Sunday, June 22, 2008

    Summer Camp Update

    I'm not quite a full week back from church camp and here and I am preparing to leave tomorrow on our mission trip to the gulf coast. I did want to share with you a few quick reactions to our week at camp and our attempts to ease the "programming" and focus more on spirituality, contemplation, and silence.

    In a change from previous years, we chose to get the youth up later in the morning, not eating breakfast until 9:00 AM which made a big difference in every one's attitude and willingness to face a new day (including the adults!). After breakfast each day, everyone participated in "Morning Watch" -- a time spent alone in prayer, journaling, and silence. This was followed by an all-camp morning worship.

    In the afternoon, we had a full 90 minutes of what we call F.O.B (Flat on Back time -- basically rest time, in the cabins, with the lights out). During our evening Vespers service each day, we spent time in silence, and in singing of contemplative Taize-style songs. Additionally, we had a prayer tent (see left) set up the whole week, complete with comfy pillows, where youth were free to go to be alone and pray. Our first two evening all-church activities included a relaxing swim night and a movie night, both low-key and restful for all involved, especially after busy days of creekwalking, arts and crafts, sports, etc.

    All of this silence and contemplation led up to the Night of Silence. This was our first year trying this evening of creative prayer and no talking, and it was great. The youth were very thoughtful in putting together prayer stations for others to experience and no one seemed to have any trouble with the "no talking" part. This year it lasted for an hour and a half. I suspect we'll extend it even longer next year.

    But what did the youth think of all this? Well, our senior high teens remarked that they noticed that camp was more restful and relaxing this summer and that they thought it was pretty cool. The adults, too, noticed a more peaceful feeling to the entire experience and I think we left camp more centered and ready for ministry than in past years. We discovered that silence, contemplation, and a focus on spirituality are indeed something that teens may not know they need, but when offered the chance they are eager to experience a deeper faith. How are your camp experiences going this summer?



    Anonymous said...

    This is absolutely wonderful. When will our busy modern-minded leaders model rest and sabbath for our young people? Maybe never, so it is reassuring to see Youth Leaders paving the way towards silence and deep listening to God.

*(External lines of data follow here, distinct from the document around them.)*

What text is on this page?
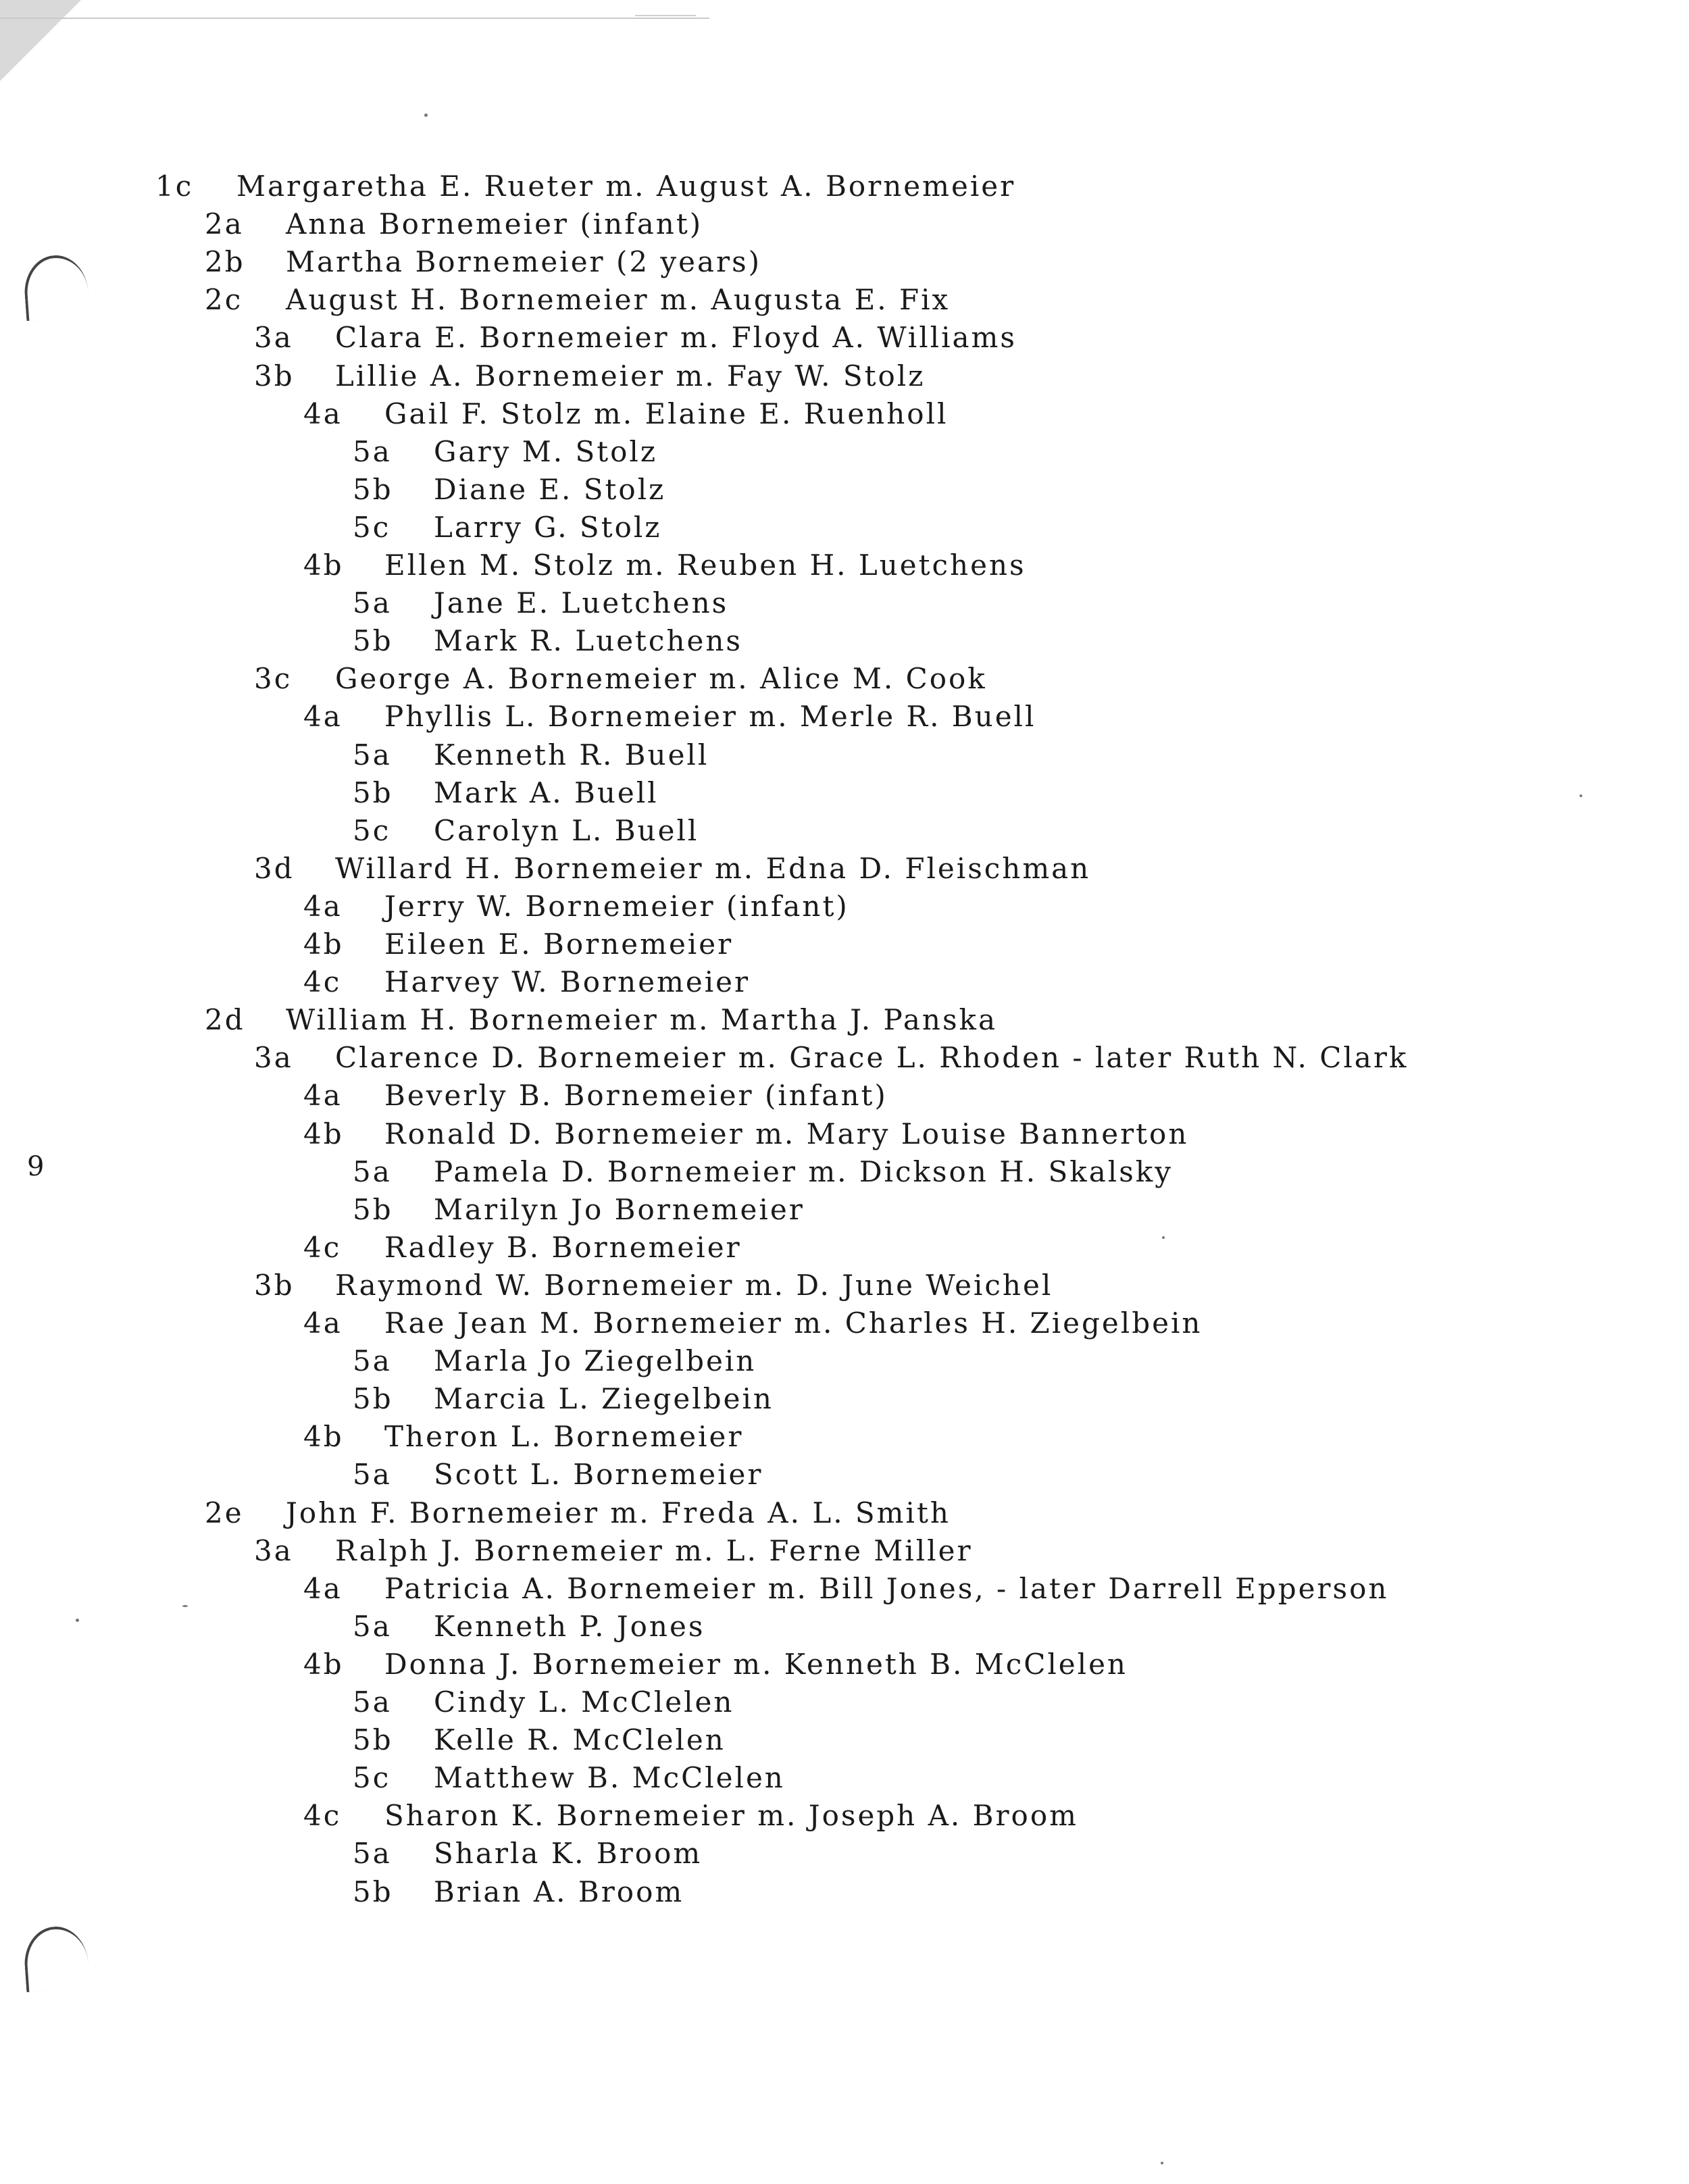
9
1c	Margaretha E. Rueter m. August A. Bornemeier
2a	Anna Bornemeier (infant)
2b	Martha Bornemeier (2 years)
2c	August H. Bornemeier m. Augusta E. Fix
3a	Clara E. Bornemeier m. Floyd A. Williams
3b	Lillie A. Bornemeier m. Fay W. Stolz
4a	Gail F. Stolz m. Elaine E. Ruenholl
5a	Gary M. Stolz
5b	Diane E. Stolz
5c	Larry G. Stolz
4b	Ellen M. Stolz m. Reuben H. Luetchens
5a	Jane E. Luetchens
5b	Mark R. Luetchens
3c	George A. Bornemeier m. Alice M. Cook
4a	Phyllis L. Bornemeier m. Merle R. Buell
5a	Kenneth R. Buell
5b	Mark A. Buell
5c	Carolyn L. Buell
3d	Willard H. Bornemeier m. Edna D. Fleischman
4a	Jerry W. Bornemeier (infant)
4b	Eileen E. Bornemeier
4c	Harvey W. Bornemeier
2d	William H. Bornemeier m. Martha J. Panska
3a	Clarence D. Bornemeier m. Grace L. Rhoden - later Ruth N. Clark
4a	Beverly B. Bornemeier (infant)
4b	Ronald D. Bornemeier m. Mary Louise Bannerton
5a	Pamela D. Bornemeier m. Dickson H. Skalsky
5b	Marilyn Jo Bornemeier
4c	Radley B. Bornemeier
3b	Raymond W. Bornemeier m. D. June Weichel
4a	Rae Jean M. Bornemeier m. Charles H. Ziegelbein
5a	Marla Jo Ziegelbein
5b	Marcia L. Ziegelbein
4b	Theron L. Bornemeier
5a	Scott L. Bornemeier
2e	John F. Bornemeier m. Freda A. L. Smith
3a	Ralph J. Bornemeier m. L. Ferne Miller
4a	Patricia A. Bornemeier m. Bill Jones, - later Darrell Epperson
5a	Kenneth P. Jones
4b	Donna J. Bornemeier m. Kenneth B. McClelen
5a	Cindy L. McClelen
5b	Kelle R. McClelen
5c	Matthew B. McClelen
4c	Sharon K. Bornemeier m. Joseph A. Broom
5a	Sharla K. Broom
5b	Brian A. Broom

    The prayer tent is my favorite, I just might have to set up something like that in my own backyard!

    Brian said...

    Hi! Thanks for the feedback. When one of my ministry colleagues visited camp one day and noticed all the rest/silence built into the schedule she said "This is truly a camp developed by an introvert." It's true that I'm an introvert (one who get energy to be with others from time spent alone) but since most of summer camp is usually geared toward the extrovertish, it was a welcome change to add something to the schedule that fed everyone's need for silence and contemplation. One student practically lived in prayer tent all week, he enjoyed the peace of it so much!